Dutch Weddings

One term many people associate with the Netherlands are traditional wooden shoes known as clogs. Dutch men once used clogs to express their feelings for the woman they love. A man arrived at night and put the clogs in front of the woman's home. If the next day she wore the same clogs it meant that she would like to marry him.

Many Dutch weddings include "lily-of-the-valley". This flower symbolizes the revival of happiness.

Two groups of guests participate in the wedding. The first one includes the family members and close friends. They are there during whole wedding day. Some couples invite few of their co-workers to the wedding.

Nowadays there is a popular tradition of a small party where the couple prepares for the wedding day. This party is held in the house or apartment belonging to the bride's parents on a day before the wedding. It is a lovely, funny event.

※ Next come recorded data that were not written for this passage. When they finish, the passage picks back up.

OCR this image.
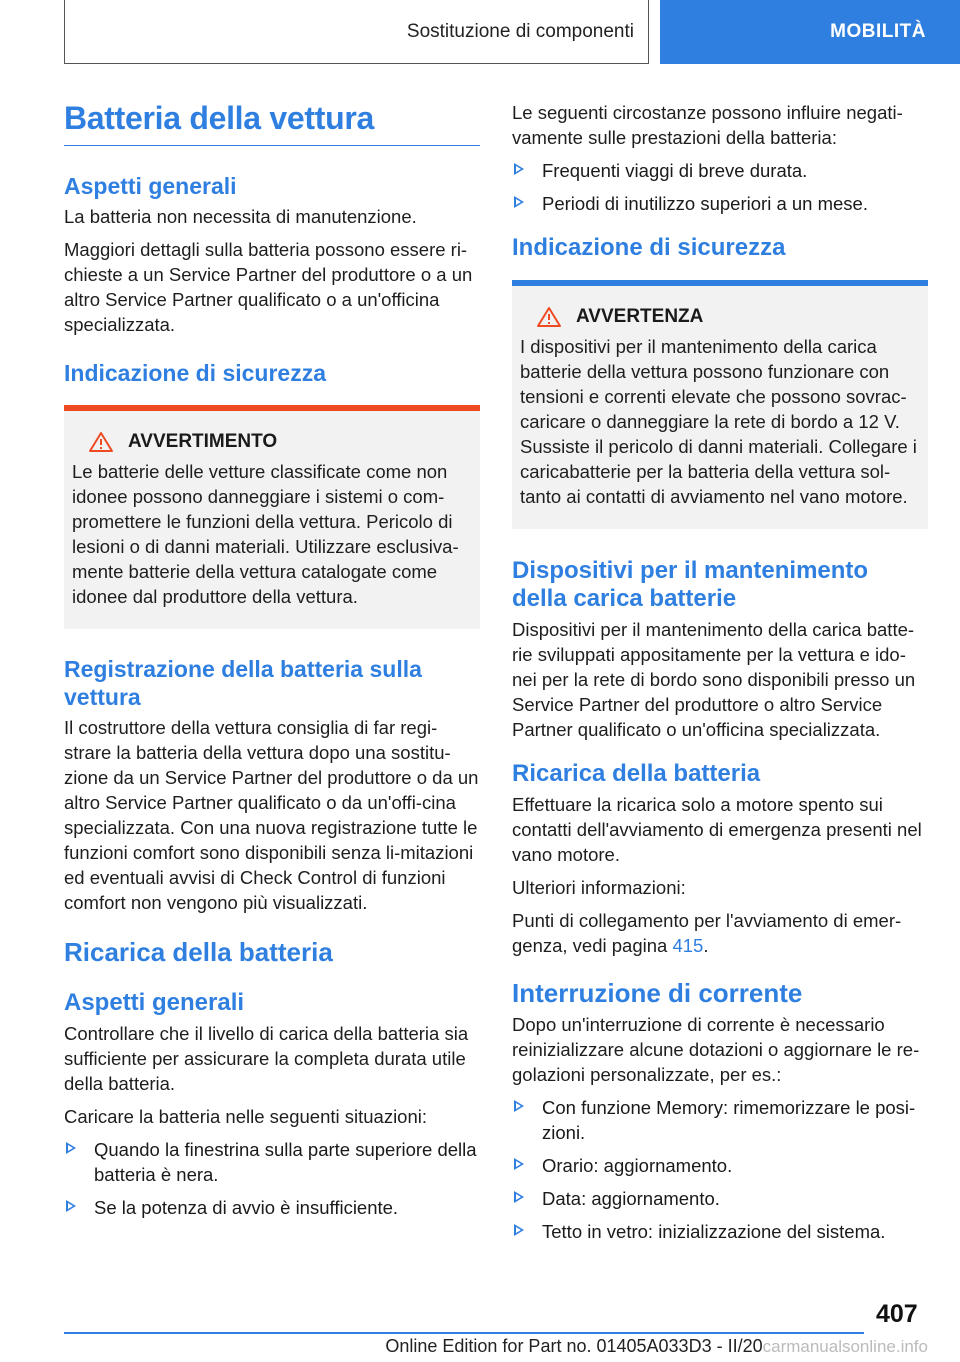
Sostituzione di componenti	MOBILITÀ
Batteria della vettura
Aspetti generali

La batteria non necessita di manutenzione.

Maggiori dettagli sulla batteria possono essere ri-chieste a un Service Partner del produttore o a un altro Service Partner qualificato o a un'officina specializzata.

Indicazione di sicurezza
AVVERTIMENTO

Le batterie delle vetture classificate come non idonee possono danneggiare i sistemi o com-promettere le funzioni della vettura. Pericolo di lesioni o di danni materiali. Utilizzare esclusiva-mente batterie della vettura catalogate come idonee dal produttore della vettura.

Registrazione della batteria sulla vettura

Il costruttore della vettura consiglia di far regi-strare la batteria della vettura dopo una sostitu-zione da un Service Partner del produttore o da un altro Service Partner qualificato o da un'offi-cina specializzata. Con una nuova registrazione tutte le funzioni comfort sono disponibili senza li-mitazioni ed eventuali avvisi di Check Control di funzioni comfort non vengono più visualizzati.

Ricarica della batteria
Aspetti generali

Controllare che il livello di carica della batteria sia sufficiente per assicurare la completa durata utile della batteria.

Caricare la batteria nelle seguenti situazioni:

Quando la finestrina sulla parte superiore della batteria è nera.
Se la potenza di avvio è insufficiente.

Le seguenti circostanze possono influire negati-vamente sulle prestazioni della batteria:

Frequenti viaggi di breve durata.
Periodi di inutilizzo superiori a un mese.
Indicazione di sicurezza
AVVERTENZA

I dispositivi per il mantenimento della carica batterie della vettura possono funzionare con tensioni e correnti elevate che possono sovrac-caricare o danneggiare la rete di bordo a 12 V. Sussiste il pericolo di danni materiali. Collegare i caricabatterie per la batteria della vettura sol-tanto ai contatti di avviamento nel vano motore.

Dispositivi per il mantenimento della carica batterie

Dispositivi per il mantenimento della carica batte-rie sviluppati appositamente per la vettura e ido-nei per la rete di bordo sono disponibili presso un Service Partner del produttore o altro Service Partner qualificato o un'officina specializzata.

Ricarica della batteria

Effettuare la ricarica solo a motore spento sui contatti dell'avviamento di emergenza presenti nel vano motore.

Ulteriori informazioni:

Punti di collegamento per l'avviamento di emer-genza, vedi pagina 415.

Interruzione di corrente

Dopo un'interruzione di corrente è necessario reinizializzare alcune dotazioni o aggiornare le re-golazioni personalizzate, per es.:

Con funzione Memory: rimemorizzare le posi-zioni.
Orario: aggiornamento.
Data: aggiornamento.
Tetto in vetro: inizializzazione del sistema.
407
Online Edition for Part no. 01405A033D3 - II/20carmanualsonline.info
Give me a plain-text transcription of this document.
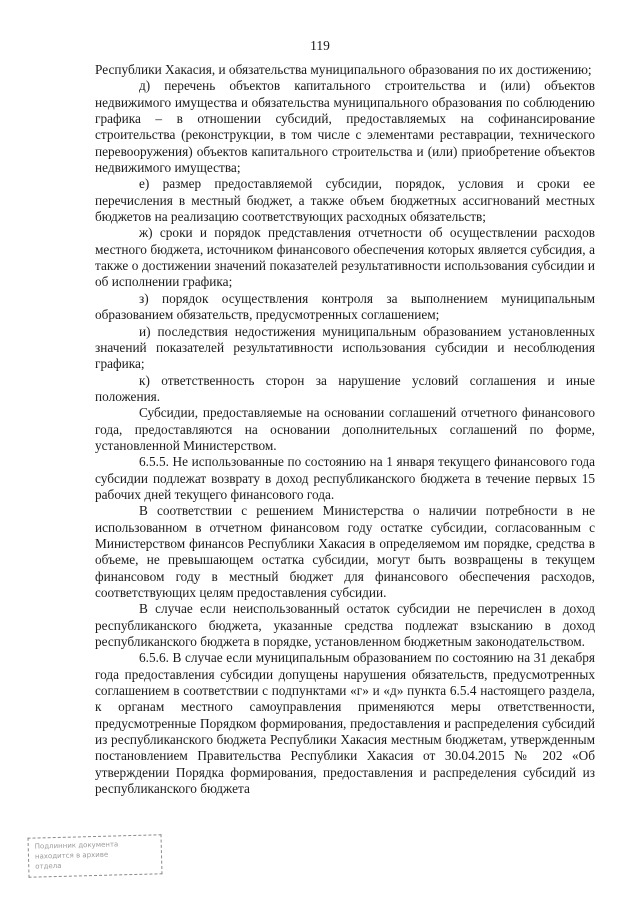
119

Республики Хакасия, и обязательства муниципального образования по их достижению;

д) перечень объектов капитального строительства и (или) объектов недвижимого имущества и обязательства муниципального образования по соблюдению графика – в отношении субсидий, предоставляемых на софинансирование строительства (реконструкции, в том числе с элементами реставрации, технического перевооружения) объектов капитального строительства и (или) приобретение объектов недвижимого имущества;

е) размер предоставляемой субсидии, порядок, условия и сроки ее перечисления в местный бюджет, а также объем бюджетных ассигнований местных бюджетов на реализацию соответствующих расходных обязательств;

ж) сроки и порядок представления отчетности об осуществлении расходов местного бюджета, источником финансового обеспечения которых является субсидия, а также о достижении значений показателей результативности использования субсидии и об исполнении графика;

з) порядок осуществления контроля за выполнением муниципальным образованием обязательств, предусмотренных соглашением;

и) последствия недостижения муниципальным образованием установленных значений показателей результативности использования субсидии и несоблюдения графика;

к) ответственность сторон за нарушение условий соглашения и иные положения.

Субсидии, предоставляемые на основании соглашений отчетного финансового года, предоставляются на основании дополнительных соглашений по форме, установленной Министерством.

6.5.5. Не использованные по состоянию на 1 января текущего финансового года субсидии подлежат возврату в доход республиканского бюджета в течение первых 15 рабочих дней текущего финансового года.

В соответствии с решением Министерства о наличии потребности в не использованном в отчетном финансовом году остатке субсидии, согласованным с Министерством финансов Республики Хакасия в определяемом им порядке, средства в объеме, не превышающем остатка субсидии, могут быть возвращены в текущем финансовом году в местный бюджет для финансового обеспечения расходов, соответствующих целям предоставления субсидии.

В случае если неиспользованный остаток субсидии не перечислен в доход республиканского бюджета, указанные средства подлежат взысканию в доход республиканского бюджета в порядке, установленном бюджетным законодательством.

6.5.6. В случае если муниципальным образованием по состоянию на 31 декабря года предоставления субсидии допущены нарушения обязательств, предусмотренных соглашением в соответствии с подпунктами «г» и «д» пункта 6.5.4 настоящего раздела, к органам местного самоуправления применяются меры ответственности, предусмотренные Порядком формирования, предоставления и распределения субсидий из республиканского бюджета Республики Хакасия местным бюджетам, утвержденным постановлением Правительства Республики Хакасия от 30.04.2015 № 202 «Об утверждении Порядка формирования, предоставления и распределения субсидий из республиканского бюджета

Подлинник документа
находится в архиве
отдела
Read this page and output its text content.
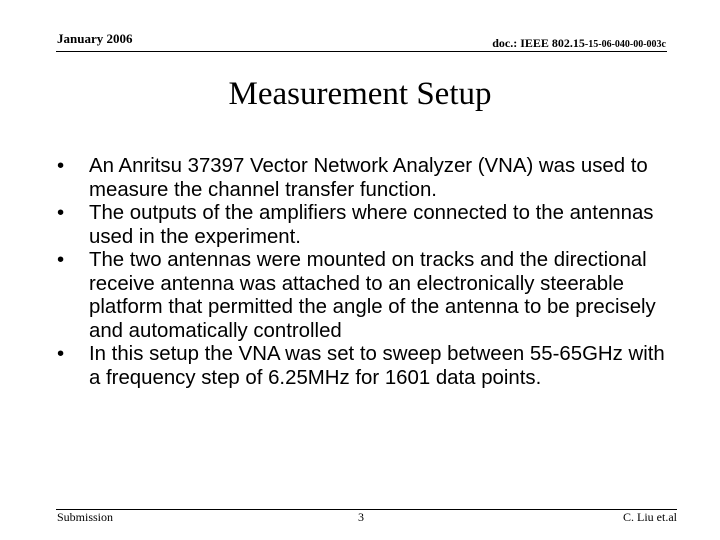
January 2006	doc.: IEEE 802.15-15-06-040-00-003c
Measurement Setup
• An Anritsu 37397 Vector Network Analyzer (VNA) was used to measure the channel transfer function.
• The outputs of the amplifiers where connected to the antennas used in the experiment.
• The two antennas were mounted on tracks and the directional receive antenna was attached to an electronically steerable platform that permitted the angle of the antenna to be precisely and automatically controlled
• In this setup the VNA was set to sweep between 55-65GHz with a frequency step of 6.25MHz for 1601 data points.
Submission	3	C. Liu et.al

Dutch must get married in the civil ceremony for the wedding to be legal. It is interesting to mention that the main condition for such a ceremony is the state official present. That is why the ceremony can be held at a place of personal choice. A religious wedding ceremony is an optional one.

When compared to other nations it may sound a bit unusual that the wedding cake is eaten shortly after the wedding ceremony.

At the wedding reception the bride and groom traditionally seat under a special canopy made of small branches taken off some coniferous tree. The newlyweds enjoy the presents they received from the guests. These presents are opened right there at the wedding reception.

Probably the most famous traditional Dutch drink served at the wedding reception is "bruidstranen" (bride's tears). This liqueur among other ingredients includes a golden or silver leaf. In the old Dutch word "tranen" is related to the golden leaf in the drink. This drink symbolically represents tears of joy cried by the bride at her wedding day.

Out of numerous dishes prepared for the occasion let's just mention a sweet delicacy known as the "bruid suikas" ("bridal sugar").